Il costo dello smaltimento dei rifiuti urbani: “chi inquina paga” tra metodo normalizzato e tariffa corrispettiva


di Giovanna Galassi

“Chi inquina paga” è principio che, applicato allo smaltimento dei rifiuti urbani, teoricamente imporrebbe l’imputazione del costo a colui che ha prodotto il rifiuto.

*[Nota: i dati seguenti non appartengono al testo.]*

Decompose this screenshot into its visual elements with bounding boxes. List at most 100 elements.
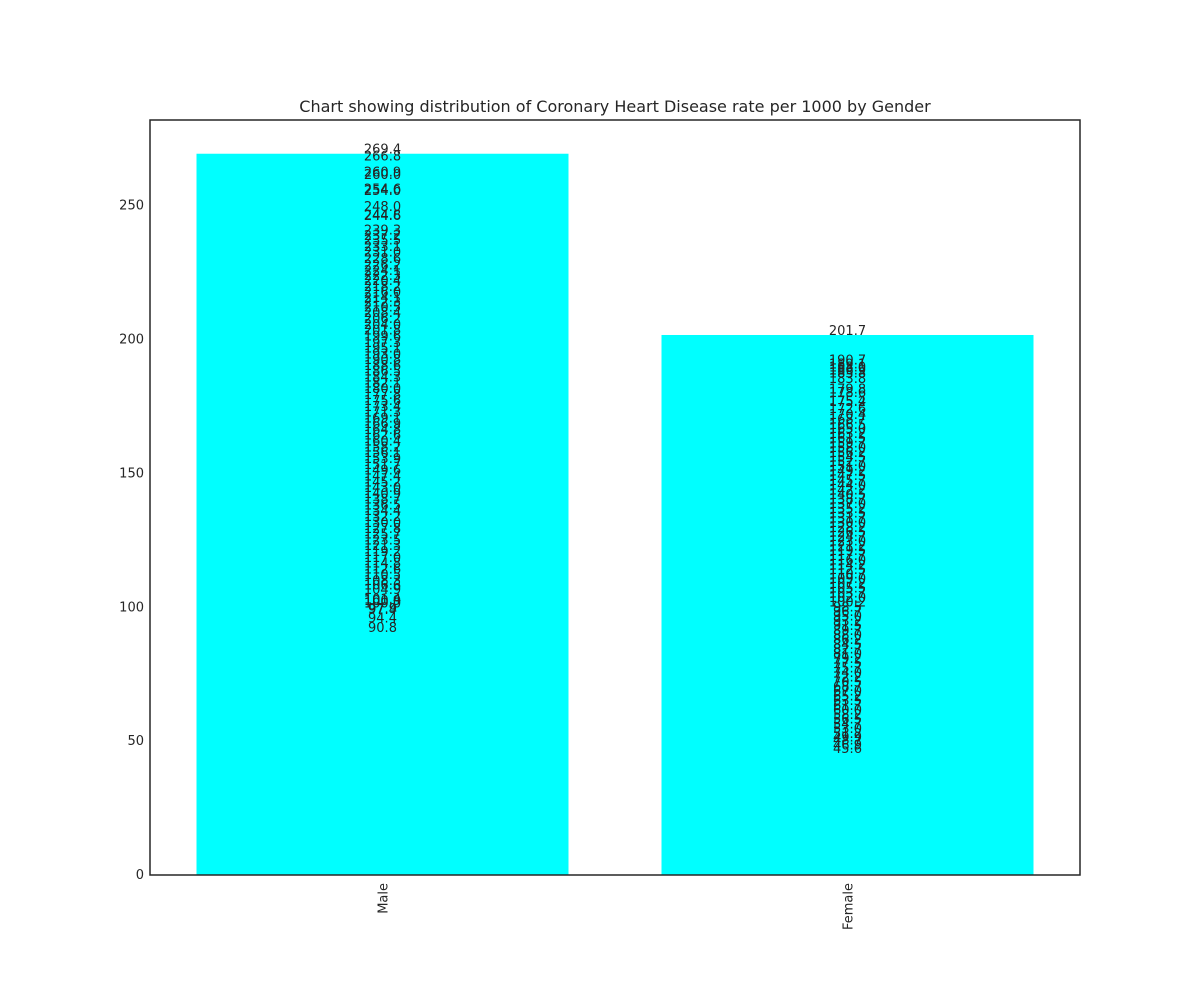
bar-data-label: 237.2: [364, 229, 401, 244]
bar-data-label: 145.7: [829, 474, 866, 489]
bar-data-label: 178.6: [829, 386, 866, 401]
bar-data-label: 112.5: [829, 563, 866, 578]
bar-data-label: 162.6: [364, 429, 401, 444]
bar-data-label: 74.0: [833, 666, 862, 681]
bar-data-label: 210.5: [364, 300, 401, 315]
bar-data-label: 86.2: [833, 633, 862, 648]
bar-data-label: 168.7: [829, 412, 866, 427]
bar-data-label: 233.1: [364, 240, 401, 255]
bar-data-label: 134.4: [364, 504, 401, 519]
bar-data-label: 175.4: [829, 394, 866, 409]
bar-data-label: 188.6: [364, 359, 401, 374]
bar-data-label: 254.0: [364, 184, 401, 199]
bar-data-label: 112.6: [364, 563, 401, 578]
bar-data-label: 161.5: [829, 432, 866, 447]
bar-data-label: 156.1: [364, 446, 401, 461]
bar-data-label: 248.0: [364, 200, 401, 215]
bar-data-label: 175.2: [829, 395, 866, 410]
bar-data-label: 239.3: [364, 223, 401, 238]
bar-data-label: 197.3: [364, 336, 401, 351]
bar-data-label: 195.1: [364, 342, 401, 357]
bar-data-label: 158.2: [364, 440, 401, 455]
y-tick-label: 50: [127, 734, 144, 749]
bar-data-label: 81.0: [833, 647, 862, 662]
bar-data-label: 96.7: [833, 605, 862, 620]
bar-data-label: 166.9: [364, 417, 401, 432]
bar-data-label: 136.5: [364, 499, 401, 514]
bar-data-label: 138.7: [364, 493, 401, 508]
y-tick-label: 0: [136, 868, 144, 883]
bar-data-label: 208.4: [364, 306, 401, 321]
bar-data-label: 138.7: [829, 493, 866, 508]
bar-data-label: 171.3: [364, 405, 401, 420]
bar-data-label: 166.5: [829, 418, 866, 433]
bar-data-label: 235.5: [364, 233, 401, 248]
bar-data-label: 190.8: [364, 353, 401, 368]
bar-data-label: 260.0: [364, 168, 401, 183]
bar-data-label: 119.5: [829, 544, 866, 559]
bar-data-label: 98.5: [833, 600, 862, 615]
bar-data-label: 101.4: [364, 593, 401, 608]
bar-data-label: 201.8: [364, 324, 401, 339]
bar-data-label: 121.3: [364, 539, 401, 554]
bar-data-label: 109.0: [829, 572, 866, 587]
bar-female: [661, 334, 1034, 876]
x-axis-ticks: Male Female: [377, 883, 857, 930]
bar-data-label: 130.0: [364, 516, 401, 531]
bar-data-label: 149.2: [829, 465, 866, 480]
bar-data-label: 72.2: [833, 671, 862, 686]
bar-data-label: 201.7: [829, 324, 866, 339]
bar-data-label: 151.7: [364, 458, 401, 473]
bar-data-label: 173.4: [364, 400, 401, 415]
bar-data-label: 190.7: [829, 353, 866, 368]
bar-data-label: 126.5: [829, 525, 866, 540]
bar-data-label: 193.0: [364, 347, 401, 362]
bar-data-label: 154.5: [829, 450, 866, 465]
bar-data-label: 152.7: [829, 455, 866, 470]
bar-data-label: 214.1: [364, 291, 401, 306]
bar-data-label: 244.6: [364, 209, 401, 224]
bar-data-label: 189.1: [829, 358, 866, 373]
bar-data-label: 97.4: [368, 603, 397, 618]
bar-data-label: 90.8: [368, 621, 397, 636]
bar-data-label: 108.3: [364, 574, 401, 589]
bar-data-label: 260.9: [364, 165, 401, 180]
bar-data-label: 183.8: [829, 372, 866, 387]
bar-data-label: 156.2: [829, 446, 866, 461]
bar-data-label: 79.2: [833, 652, 862, 667]
bar-data-label: 165.0: [829, 422, 866, 437]
bar-data-label: 175.6: [364, 394, 401, 409]
bar-data-label: 130.0: [829, 516, 866, 531]
bar-data-label: 222.3: [364, 269, 401, 284]
bar-data-label: 147.4: [364, 469, 401, 484]
bar-data-label: 49.9: [833, 730, 862, 745]
bar-data-label: 114.2: [829, 558, 866, 573]
bar-data-label: 137.0: [829, 497, 866, 512]
bar-data-label: 106.6: [364, 579, 401, 594]
bar-data-label: 105.5: [829, 582, 866, 597]
bar-data-label: 51.2: [833, 727, 862, 742]
bar-data-label: 94.4: [368, 611, 397, 626]
bar-data-label: 100.2: [829, 596, 866, 611]
chart-title: Chart showing distribution of Coronary H…: [299, 97, 931, 116]
bar-data-label: 172.6: [829, 402, 866, 417]
bar-data-label: 123.0: [829, 535, 866, 550]
bar-data-label: 158.0: [829, 441, 866, 456]
bar-data-label: 117.0: [364, 551, 401, 566]
bar-data-label: 102.0: [829, 591, 866, 606]
bar-data-label: 159.7: [829, 436, 866, 451]
bar-data-label: 121.2: [829, 540, 866, 555]
bar-data-label: 68.7: [833, 680, 862, 695]
bar-data-label: 132.2: [364, 510, 401, 525]
bar-data-label: 186.9: [829, 364, 866, 379]
bar-data-label: 186.5: [364, 365, 401, 380]
bar-data-label: 127.8: [364, 522, 401, 537]
bar-data-label: 124.7: [829, 530, 866, 545]
bar-data-label: 84.5: [833, 638, 862, 653]
bar-data-label: 163.2: [829, 427, 866, 442]
bar-data-label: 160.4: [364, 435, 401, 450]
bar-data-label: 75.7: [833, 661, 862, 676]
bar-data-label: 266.8: [364, 150, 401, 165]
bar-data-label: 254.6: [364, 182, 401, 197]
bar-data-label: 58.2: [833, 708, 862, 723]
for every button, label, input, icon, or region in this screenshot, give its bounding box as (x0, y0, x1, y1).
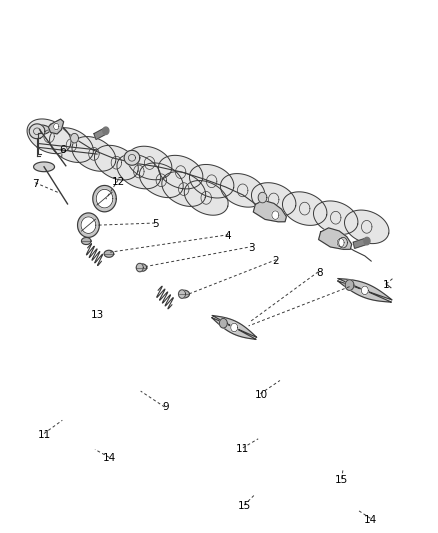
Polygon shape (179, 290, 189, 298)
Polygon shape (338, 279, 392, 302)
Text: 7: 7 (32, 179, 39, 189)
Polygon shape (81, 217, 96, 233)
Text: 15: 15 (238, 501, 251, 511)
Polygon shape (339, 237, 347, 248)
Polygon shape (251, 183, 296, 216)
Polygon shape (78, 213, 99, 237)
Text: 3: 3 (248, 243, 255, 253)
Polygon shape (117, 154, 161, 189)
Polygon shape (353, 238, 367, 248)
Text: 13: 13 (91, 310, 104, 320)
Polygon shape (34, 162, 54, 172)
Polygon shape (95, 146, 138, 180)
Text: 6: 6 (59, 145, 66, 155)
Polygon shape (96, 189, 113, 208)
Polygon shape (71, 133, 78, 143)
Polygon shape (220, 174, 265, 207)
Text: 12: 12 (111, 176, 125, 187)
Polygon shape (184, 181, 228, 215)
Text: 11: 11 (37, 430, 51, 440)
Text: 8: 8 (316, 268, 322, 278)
Polygon shape (212, 316, 257, 340)
Text: 15: 15 (335, 475, 348, 484)
Polygon shape (345, 210, 389, 244)
Polygon shape (179, 290, 185, 298)
Polygon shape (48, 119, 64, 134)
Polygon shape (162, 172, 206, 206)
Text: 4: 4 (224, 231, 231, 241)
Polygon shape (337, 238, 344, 247)
Polygon shape (81, 238, 91, 245)
Polygon shape (190, 165, 234, 198)
Polygon shape (318, 228, 352, 249)
Text: 5: 5 (152, 219, 159, 229)
Polygon shape (53, 123, 59, 130)
Polygon shape (103, 127, 109, 134)
Polygon shape (127, 146, 172, 180)
Text: 14: 14 (102, 454, 116, 463)
Text: 14: 14 (364, 515, 377, 525)
Text: 1: 1 (383, 280, 390, 290)
Polygon shape (258, 192, 267, 203)
Polygon shape (364, 237, 370, 245)
Polygon shape (104, 251, 114, 257)
Text: 11: 11 (237, 445, 250, 455)
Polygon shape (72, 136, 116, 171)
Polygon shape (124, 150, 140, 165)
Polygon shape (159, 155, 203, 189)
Polygon shape (314, 201, 358, 235)
Text: 9: 9 (162, 402, 169, 412)
Polygon shape (29, 125, 50, 134)
Polygon shape (231, 323, 238, 332)
Polygon shape (139, 163, 183, 198)
Polygon shape (136, 263, 143, 272)
Text: 2: 2 (272, 256, 279, 266)
Polygon shape (93, 185, 116, 212)
Polygon shape (29, 124, 45, 139)
Text: 10: 10 (255, 390, 268, 400)
Polygon shape (272, 211, 279, 220)
Polygon shape (136, 264, 147, 271)
Polygon shape (253, 200, 286, 222)
Polygon shape (94, 128, 107, 140)
Polygon shape (219, 318, 227, 328)
Polygon shape (283, 192, 327, 225)
Polygon shape (27, 119, 71, 154)
Polygon shape (49, 128, 93, 163)
Polygon shape (361, 286, 368, 295)
Polygon shape (345, 280, 354, 290)
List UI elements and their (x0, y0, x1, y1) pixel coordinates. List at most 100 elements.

A fronte di una flessibilità del dogma concessa dalla Corte di Giustizia, il Legislatore nazionale propone, in alternativa alla TARI, che si fonda su indici presuntivi per la ripartizione dei costi, l’estremo sforzo di un modello di tariffa corrispettiva, rimettendo ad un prossimo futuro la definizione di criteri per la uniforme realizzazione di sistemi di misurazione puntuale della quantità di rifiuti. Ed è quest’ultimo lo scopo del decreto del Ministero dell’Ambiente del 20 aprile 2017. La storia purtroppo è diversa poiché l’esatta liquidazione dei costi fa parte di una realtà tecnicamente ed economicamente molto impegnativa. Si finisce, allora, per presentare un modello di tariffa corrispettiva non pura, ma pericolosamente alterata da indici presuntivi di calcolo, che tendono a compromettere la limpidezza della natura patrimoniale teorizzata.